Prenons exemple sur des pays comme la Chine, qui adopte une approche pragmatique en copiant, adaptant, et adoptant rapidement les nouvelles technologies. En Haïti, notre niveau de réflexion sur l’IA reste souvent superficiel comparé à d’autres régions du monde qui travaillent sur ces questions depuis des années. Si nous voulons tirer parti de ces technologies, il est crucial d’apprendre à les utiliser efficacement, tout en étant conscients de leurs limitations et des risques qu’elles comportent.

L’illettrisme médiatique, l’infobésité, et la mauvaise utilisation de l’IA ne peuvent être combattus que par une formation adéquate. Il ne s’agit pas de retarder l’adoption de ces technologies, mais de les intégrer intelligemment dans notre quotidien. Les outils d’IA sont là, accessibles, et souvent à des coûts très abordables. La plupart d’entre eux sont gratuits ou coûtent entre 10 et 30 dollars américains par mois pour les versions payantes. Par conséquent, il n’y a pas vraiment d’excuse économique pour ne pas les utiliser.

Lire aussi: L’illettrisme médiatique à l’ère de l’intelligence artificielle : Compétences informatiques et IA (2/3)

Il est essentiel d’intégrer ces outils dès le plus jeune âge, en les combinant avec les méthodes traditionnelles d’enseignement, telles que la lecture et les mathématiques. Ces outils peuvent non seulement aider à améliorer l’apprentissage, mais ils ne doivent en aucun cas remplacer l’acquisition des compétences intellectuelles fondamentales. L’esprit critique et l’esprit logique, par exemple, sont des compétences essentielles qui se développent souvent à travers des disciplines comme les mathématiques ou la lecture, même si ces deux domaines semblent, à première vue, antagonistes.

L’intégration de ces outils dans notre apprentissage doit se faire de manière à ce que nous puissions les utiliser non seulement pour atteindre des objectifs spécifiques, mais aussi pour améliorer notre propre apprentissage. Les éducateurs, par exemple, peuvent utiliser les IA pour accélérer l’apprentissage des enfants ou des adolescents. Dans le domaine de la recherche, les IA génératives sont extrêmement puissantes pour des tâches comme la rédaction de revues de littérature ou d’articles scientifiques. Bien que des outils comme ChatGPT aient encore des limitations, notamment en ce qui concerne la référence aux sources, d’autres outils spécialisés, comme SciSpace, Consensus, ou Jenni, offrent des solutions plus fiables dans des domaines spécifiques.

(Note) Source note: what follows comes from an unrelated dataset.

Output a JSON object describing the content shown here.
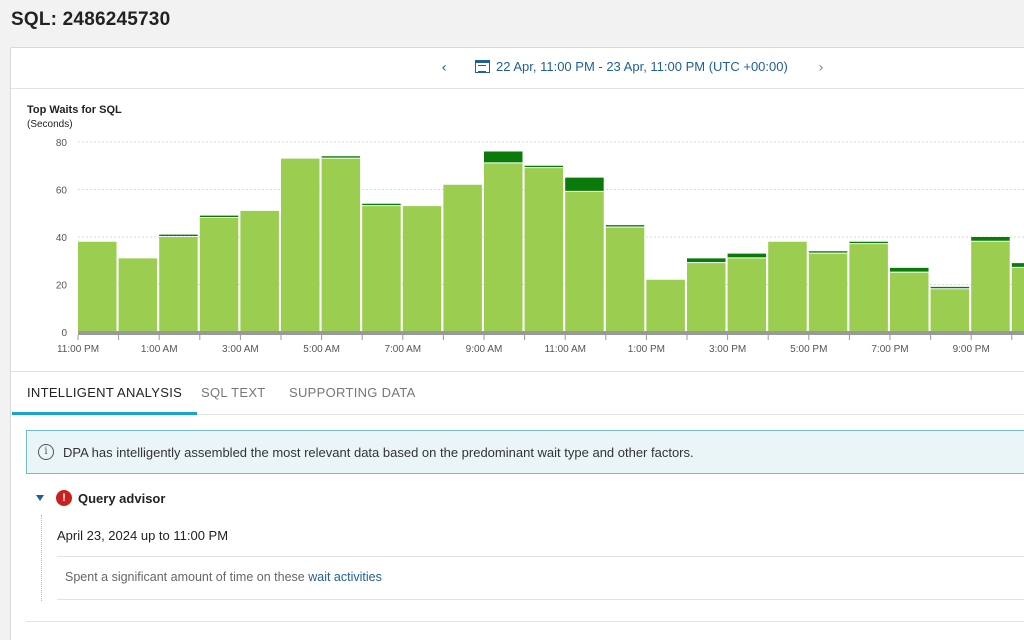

Il est également important de noter que les technologies évoluent rapidement. Par exemple, Google a récemment introduit Gemini, un outil qui permet à son IA générative d’accéder à son moteur de recherche, offrant ainsi un avantage significatif en termes de mise à jour et d’accès à des données récentes. De même, Microsoft développe un outil similaire qui s’appuie sur le moteur de recherche Bing pour des tâches comme la vérification des faits. OpenAI, le créateur de ChatGPT, teste également un nouvel outil appelé « Search GPT » pour combler les lacunes actuelles en matière de recherche de sources.

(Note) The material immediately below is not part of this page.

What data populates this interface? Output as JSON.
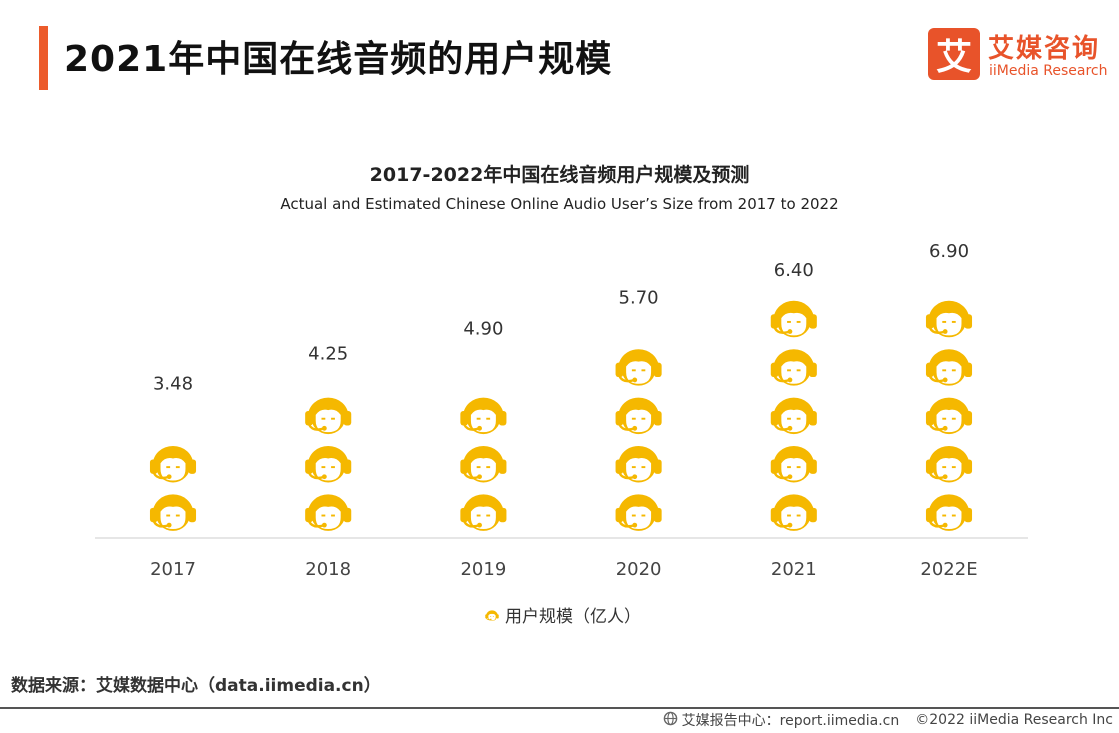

Ce rythme d’évolution rapide des IA génératives exige une mise à jour constante de nos connaissances et de nos compétences. En Haïti, l’éducation à l’IA et son utilisation doivent être perçues comme un atout essentiel. Il est crucial de ne pas se laisser freiner par des discours alarmistes qui prônent la prudence excessive. Haïti est prête pour ces technologies ; ce sont les dirigeants et les élites qui doivent accélérer leur propre préparation pour ne pas être laissés pour compte. Les jeunes Haïtiens, quant à eux, sont prêts à apprendre vite et à dépasser les attentes en un temps record.